Over the recent Mahler anniversary years I avoided his prophetically pessimistic Sixth Symphony because I had heard several performances in only a short time and it was now good to come back to it with fresher ears. I doubt there can be a better venue than the Royal Albert Hall also for this symphony, and we had cowbells up in the Gallery sounding as though they were in a distant valley and the theatrical spectacle of a percussionist mounting steps up to a huge sound box to wield his hammer like an executioner’s axe. What we heard from the world’s oldest civic orchestra, the Leipzig Gewandhaus, was a balanced, coherent account of what can seem a sprawling work through their wonderfully radiant and incisive playing.

Mahler conductors often have interpretive agendas and the composer’s music leaves itself open to that, but here Riccardo Chailly’s interpretation of the Sixth Symphony was refreshingly free of this. Of course choices have to be made: should we have be Andante before Scherzo and two hammer blows or three, but even here I think Maestro Chailly got it right. Perhaps the march-like first movement was driven a little too hard but through his experience in opera, Chailly made the second subject – the ‘Alma theme’ – sound less contrived and more spontaneous. Indeed he made the densest of all scores sound the most transparent and I am sure I heard many lines that are usually obscured and he did this without suppressing any others. Mahler often changes orchestral colour by distributing those melodic lines amongst different instruments, so connecting them without interrupting their flow is another challenge for both conductor and orchestra. The Leipzig Gewandhaus handled it admirably, as is only to be expected fgiven their magnificent tradition. These changes of gear were (for once?) totally imperceptible and all the solos were virtuosic. I have rarely heard an orchestra sound better or more ‘at one’ with the music. The capacity audience was gripped from first note to last.

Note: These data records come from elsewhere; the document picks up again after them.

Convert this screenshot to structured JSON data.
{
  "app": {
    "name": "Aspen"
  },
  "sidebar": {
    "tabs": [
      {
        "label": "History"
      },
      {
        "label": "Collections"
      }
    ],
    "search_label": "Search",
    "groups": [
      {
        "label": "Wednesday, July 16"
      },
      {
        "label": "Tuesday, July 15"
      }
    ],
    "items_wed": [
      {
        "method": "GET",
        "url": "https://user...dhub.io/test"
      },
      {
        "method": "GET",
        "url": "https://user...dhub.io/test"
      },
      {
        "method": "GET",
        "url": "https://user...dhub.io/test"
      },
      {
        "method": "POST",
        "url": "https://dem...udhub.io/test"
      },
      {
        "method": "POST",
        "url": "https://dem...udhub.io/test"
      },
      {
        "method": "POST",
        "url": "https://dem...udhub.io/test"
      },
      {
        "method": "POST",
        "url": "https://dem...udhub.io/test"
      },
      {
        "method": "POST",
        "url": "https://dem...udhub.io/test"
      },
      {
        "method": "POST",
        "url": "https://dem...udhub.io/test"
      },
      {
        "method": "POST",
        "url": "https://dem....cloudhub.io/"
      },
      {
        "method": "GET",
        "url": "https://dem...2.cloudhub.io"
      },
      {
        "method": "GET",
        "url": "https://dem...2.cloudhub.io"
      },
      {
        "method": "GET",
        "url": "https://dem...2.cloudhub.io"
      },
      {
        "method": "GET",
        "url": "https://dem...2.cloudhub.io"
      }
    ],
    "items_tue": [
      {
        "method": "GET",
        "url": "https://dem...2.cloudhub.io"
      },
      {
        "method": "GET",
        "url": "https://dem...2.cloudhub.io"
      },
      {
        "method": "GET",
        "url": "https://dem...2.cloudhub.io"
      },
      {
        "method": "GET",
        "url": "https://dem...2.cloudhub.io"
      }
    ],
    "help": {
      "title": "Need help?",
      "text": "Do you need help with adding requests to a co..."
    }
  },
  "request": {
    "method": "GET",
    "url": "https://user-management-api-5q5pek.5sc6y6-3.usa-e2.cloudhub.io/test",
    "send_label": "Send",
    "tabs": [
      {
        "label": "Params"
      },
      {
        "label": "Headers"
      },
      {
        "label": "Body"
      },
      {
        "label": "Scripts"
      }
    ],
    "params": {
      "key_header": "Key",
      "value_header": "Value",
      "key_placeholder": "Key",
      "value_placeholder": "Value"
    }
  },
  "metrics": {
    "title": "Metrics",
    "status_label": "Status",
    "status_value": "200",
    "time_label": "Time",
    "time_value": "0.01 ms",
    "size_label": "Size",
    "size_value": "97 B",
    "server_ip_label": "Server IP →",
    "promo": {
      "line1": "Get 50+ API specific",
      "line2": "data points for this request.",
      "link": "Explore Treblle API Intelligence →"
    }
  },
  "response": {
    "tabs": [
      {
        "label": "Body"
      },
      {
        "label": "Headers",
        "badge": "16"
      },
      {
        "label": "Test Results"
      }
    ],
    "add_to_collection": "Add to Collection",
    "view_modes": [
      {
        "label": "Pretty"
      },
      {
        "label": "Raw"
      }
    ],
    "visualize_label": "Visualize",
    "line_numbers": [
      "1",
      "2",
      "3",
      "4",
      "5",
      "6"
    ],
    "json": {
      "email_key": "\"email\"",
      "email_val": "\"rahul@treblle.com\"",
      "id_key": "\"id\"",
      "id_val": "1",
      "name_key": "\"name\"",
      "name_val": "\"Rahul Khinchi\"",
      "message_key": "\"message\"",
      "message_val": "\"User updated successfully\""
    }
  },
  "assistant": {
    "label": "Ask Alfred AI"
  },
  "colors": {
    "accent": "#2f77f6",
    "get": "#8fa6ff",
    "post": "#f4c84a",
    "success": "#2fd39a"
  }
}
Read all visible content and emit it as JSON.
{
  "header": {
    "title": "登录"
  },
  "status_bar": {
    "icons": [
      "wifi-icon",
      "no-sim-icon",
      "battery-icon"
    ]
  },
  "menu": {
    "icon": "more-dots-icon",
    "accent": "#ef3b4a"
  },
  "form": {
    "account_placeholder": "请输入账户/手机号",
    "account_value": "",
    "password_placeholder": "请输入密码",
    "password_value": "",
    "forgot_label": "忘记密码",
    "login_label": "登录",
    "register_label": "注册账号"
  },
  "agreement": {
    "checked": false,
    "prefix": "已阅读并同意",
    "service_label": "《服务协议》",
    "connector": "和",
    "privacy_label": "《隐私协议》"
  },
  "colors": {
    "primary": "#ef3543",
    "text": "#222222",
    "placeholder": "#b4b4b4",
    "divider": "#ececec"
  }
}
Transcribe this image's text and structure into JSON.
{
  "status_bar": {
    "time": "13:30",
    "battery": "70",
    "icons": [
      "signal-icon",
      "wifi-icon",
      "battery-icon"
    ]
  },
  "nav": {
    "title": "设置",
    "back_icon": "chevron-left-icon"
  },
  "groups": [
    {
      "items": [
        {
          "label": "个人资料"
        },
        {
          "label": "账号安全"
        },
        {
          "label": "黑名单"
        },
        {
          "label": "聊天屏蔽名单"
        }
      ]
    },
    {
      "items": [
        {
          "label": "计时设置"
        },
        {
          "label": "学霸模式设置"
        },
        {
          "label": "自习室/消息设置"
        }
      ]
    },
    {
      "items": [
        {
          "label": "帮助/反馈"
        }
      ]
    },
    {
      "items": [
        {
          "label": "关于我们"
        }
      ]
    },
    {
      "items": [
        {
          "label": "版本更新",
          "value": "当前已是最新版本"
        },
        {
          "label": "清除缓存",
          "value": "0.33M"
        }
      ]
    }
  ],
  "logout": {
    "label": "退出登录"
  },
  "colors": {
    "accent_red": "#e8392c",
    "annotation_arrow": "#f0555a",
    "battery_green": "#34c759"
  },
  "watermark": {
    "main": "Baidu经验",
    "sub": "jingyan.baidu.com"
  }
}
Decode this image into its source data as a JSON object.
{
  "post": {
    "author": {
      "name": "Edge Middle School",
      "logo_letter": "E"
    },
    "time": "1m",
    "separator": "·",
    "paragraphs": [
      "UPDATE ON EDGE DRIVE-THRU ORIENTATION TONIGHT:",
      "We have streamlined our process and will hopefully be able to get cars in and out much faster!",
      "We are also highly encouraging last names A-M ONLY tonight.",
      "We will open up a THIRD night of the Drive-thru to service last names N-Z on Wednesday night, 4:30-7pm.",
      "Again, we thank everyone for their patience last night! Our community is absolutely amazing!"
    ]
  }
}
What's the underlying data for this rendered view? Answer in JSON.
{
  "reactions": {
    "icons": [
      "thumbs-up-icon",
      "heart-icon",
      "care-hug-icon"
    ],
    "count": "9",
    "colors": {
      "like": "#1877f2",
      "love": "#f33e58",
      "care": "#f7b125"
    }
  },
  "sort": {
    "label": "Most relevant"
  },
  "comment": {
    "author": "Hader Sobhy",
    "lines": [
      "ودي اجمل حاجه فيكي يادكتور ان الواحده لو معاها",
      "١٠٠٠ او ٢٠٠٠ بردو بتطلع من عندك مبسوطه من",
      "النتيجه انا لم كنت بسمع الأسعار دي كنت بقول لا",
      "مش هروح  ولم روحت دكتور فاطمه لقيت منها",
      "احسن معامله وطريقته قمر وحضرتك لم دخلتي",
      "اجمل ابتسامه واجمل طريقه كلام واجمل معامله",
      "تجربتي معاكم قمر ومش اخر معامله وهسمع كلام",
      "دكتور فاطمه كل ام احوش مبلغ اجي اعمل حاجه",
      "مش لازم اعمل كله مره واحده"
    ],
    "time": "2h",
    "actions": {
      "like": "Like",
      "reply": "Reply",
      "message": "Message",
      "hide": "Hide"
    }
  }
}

Maestro Chailly seemed to make all the right choices, he was scrupulously attentive to every detail, yet maintained a tight grasp of this infinitely complex work, with its many mood and character-changes, and powerful climaxes. The Andante was suitably ruminative and the Scherzo eerily bucolic. The music can often sound chaotic but Chailly found a thread of thematic continuity in the tumultuous finale – that not all conductors can manage – to justify the absence of the third of the ‘blows of fate’. I have never heard the final A minor chord sound more harrowing – a truly impressive achievement from all concerned.